In the direct line, ascent is made to the common ancestor. Thus, the child is one degree removed from the parent, two from the grandfather, and three from the great-grandparent. In the collateral line, ascent is made to the common ancestor and then descent is made to the person with whom the computation is to be made. Thus, a person is two degrees removed from his brother, three from his uncle, who is the brother of his father, four from his first cousin, and so forth.
[xvii] Art. 1011. In default of persons entitled to succeed in accordance with the provisions of the preceding Sections, the State shall inherit the whole estate.
[xviii] Art. 190. Legal or intestate succession to the estate of the adopted shall be governed by the following rules:
(1) Legitimate and illegitimate children and descendants and the surviving spouse of the adopted shall inherit from the adopted, in accordance with the ordinary rules of legal or intestate succession;
(2) When the parents, legitimate or illegitimate, or the legitimate ascendants of the adopted concur with the adopter, they shall divide the entire estate, one-half to be inherited by the parents or ascendants and the other half, by the adopters;
(3) When the surviving spouse or the illegitimate children of the adopted concur with the adopters, they shall divide the entire estate in equal shares, one-half to be inherited by the spouse or the illegitimate children of the adopted and the other half, by the adopters.
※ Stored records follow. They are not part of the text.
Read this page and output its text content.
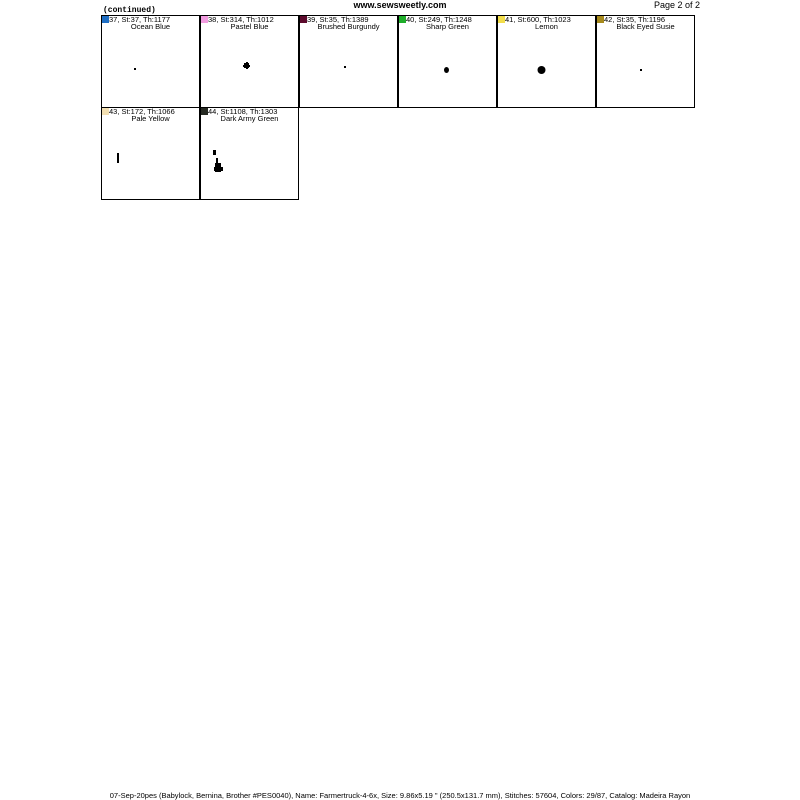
(continued)
www.sewsweetly.com	Page 2 of 2
37, St:37, Th:1177
Ocean Blue
38, St:314, Th:1012
Pastel Blue
39, St:35, Th:1389
Brushed Burgundy
40, St:249, Th:1248
Sharp Green
41, St:600, Th:1023
Lemon
42, St:35, Th:1196
Black Eyed Susie
43, St:172, Th:1066
Pale Yellow
44, St:1108, Th:1303
Dark Army Green
07-Sep-20pes (Babylock, Bernina, Brother #PES0040), Name: Farmertruck-4-6x, Size: 9.86x5.19 " (250.5x131.7 mm), Stitches: 57604, Colors: 29/87, Catalog: Madeira Rayon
(4) When the adopters concur with the illegitimate children and the surviving spouse of the adopted, they shall divide the entire estate in equal shares, one-third to be inherited by the illegitimate children, one-third by the surviving spouse, and one-third by the adopters;
(5) When only the adopters survive, they shall inherit the entire estate; and
(6) When only collateral blood relatives of the adopted survive, then the ordinary rules of legal or intestate succession shall apply.
[xix] Art. 1028. The prohibitions mentioned in article 739, concerning donations inter vivos shall apply to testamentary provisions.
[xx] Art. 739. The following donations shall be void:
(1) Those made between persons who were guilty of adultery or concubinage at the time of the donation;
(2) Those made between persons found guilty of the same criminal offense, in consideration thereof;
(3) Those made to a public officer or his wife, descedants and ascendants, by reason of his office.
In the case referred to in No. 1, the action for declaration of nullity may be brought by the spouse of the donor or donee; and the guilt of the donor and donee may be proved by preponderance of evidence in the same action.
[xxi] “… Moreover, the prohibition in Article 739 of the Civil Code is against the making of a donation between persons who are living in adultery or concubinage. It is the donation which becomes void. The giver cannot give even assuming that the recipient may receive. The very wordings of the Will invalidate the legacy because the testator admitted he was disposing the properties to a person with whom he had been living in concubinage. …”
[xxii] Art. 147. “… When only one of the parties to a void marriage is in good faith, the share of the party in bad faith in the co-ownership shall be forfeited in favor of their common children. In case of default of or waiver by any or all of the common children or their descendants, each vacant share shall belong to the respective surviving descendants. In the absence of descendants, such share shall belong to the innocent party. In all cases, the forfeiture shall take place upon termination of the cohabitation.”
[xxiii] Malilin vs. Malilin, G.R. No. 136803, 16 June 2000.
[xxiv] Article XV: Section 2. Marriage, as an inviolable social institution, is the foundation of the family and shall be protected by the State.
[xxv] Article XV: The Family. Section 1. The State recognizes the Filipino family as the foundation of the nation. Accordingly, it shall strengthen its solidarity and actively promote its total development.